Apparently, the two drove 7 hours for the tour and missed it due to this incident and ended up driving 7 hours back.
To their credit, Colorado State University has said, “This incident is sad and frustrating from nearly every angle, particularly the experience of two students who were here to see if this was a good fit for them as an institution”. They’re also looking to reimburse the two for any travel expenses.
Cattle Decapitation commented on the event saying, “WEAK. Thomas Kanewakeron Gray and Skanahwati Lloyd Gray you get free guest list spots to our shows for life.”
Likewise, Archspire commented by saying, “The fundamental weight of this story should focus more heavily on calling out the individual that committed this bigotry and less attention on how the college compensated the victims.
Attempting to switch the gears of this conversation from what’s important to how gracious this college was for coming to immediate action is quite simply a misdirection.
Let’s focus less on how “gracious” the college was for quickly remedying this very common discriminatory occurrence and focus more on how we can help solve this recurring and problematic social ignorance.
I understand that with a lack of travel and/or a lack of diversity in your own day to day life experience, one might create a kind of social bubble where it becomes perpetually easier to disassociate yourself with cultures and styles of art simply because they contradict your own.

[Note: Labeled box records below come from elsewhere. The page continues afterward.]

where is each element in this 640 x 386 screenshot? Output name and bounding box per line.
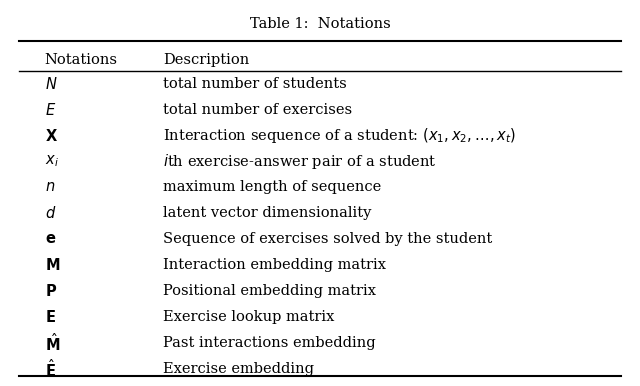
Text: $N$: $N$ [45,76,58,92]
Text: total number of students: total number of students [163,77,347,91]
Text: Past interactions embedding: Past interactions embedding [163,336,376,350]
Text: $\hat{\mathbf{M}}$: $\hat{\mathbf{M}}$ [45,332,60,354]
Text: $d$: $d$ [45,205,56,221]
Text: $\mathbf{E}$: $\mathbf{E}$ [45,309,56,325]
Text: Exercise lookup matrix: Exercise lookup matrix [163,310,335,324]
Text: maximum length of sequence: maximum length of sequence [163,180,381,194]
Text: $\mathbf{e}$: $\mathbf{e}$ [45,232,56,246]
Text: $\mathbf{P}$: $\mathbf{P}$ [45,283,57,299]
Text: total number of exercises: total number of exercises [163,103,353,117]
Text: $\mathbf{X}$: $\mathbf{X}$ [45,127,58,144]
Text: $i$th exercise-answer pair of a student: $i$th exercise-answer pair of a student [163,152,437,171]
Text: Interaction sequence of a student: $(x_1, x_2, \ldots, x_t)$: Interaction sequence of a student: $(x_1… [163,126,516,145]
Text: Description: Description [163,53,250,67]
Text: $\mathbf{M}$: $\mathbf{M}$ [45,257,60,273]
Text: $\hat{\mathbf{E}}$: $\hat{\mathbf{E}}$ [45,358,56,379]
Text: Positional embedding matrix: Positional embedding matrix [163,284,376,298]
Text: $E$: $E$ [45,102,56,118]
Text: Sequence of exercises solved by the student: Sequence of exercises solved by the stud… [163,232,492,246]
Text: Notations: Notations [45,53,118,67]
Text: Exercise embedding: Exercise embedding [163,362,314,376]
Text: Table 1:  Notations: Table 1: Notations [250,17,390,31]
Text: $x_i$: $x_i$ [45,154,59,169]
Text: latent vector dimensionality: latent vector dimensionality [163,206,372,220]
Text: $n$: $n$ [45,180,55,194]
Text: Interaction embedding matrix: Interaction embedding matrix [163,258,386,272]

So, rather than focusing on these two young brothers who are not only deserving of but also entitled to both apology and compensation,
I invite the mother referenced in this article, along with her family, to come to our next show in Colorado, free of charge to observe first hand just how positive, accepting and overall uplifting the “threatening” lifestyle that these innocent brothers freely and publicly represent, actually is.
With any hope, seeing the unity and undeniable joy that’s brought into the lives of these young music and art enthusiasts, might change her bias opinion about who they really are at their core.”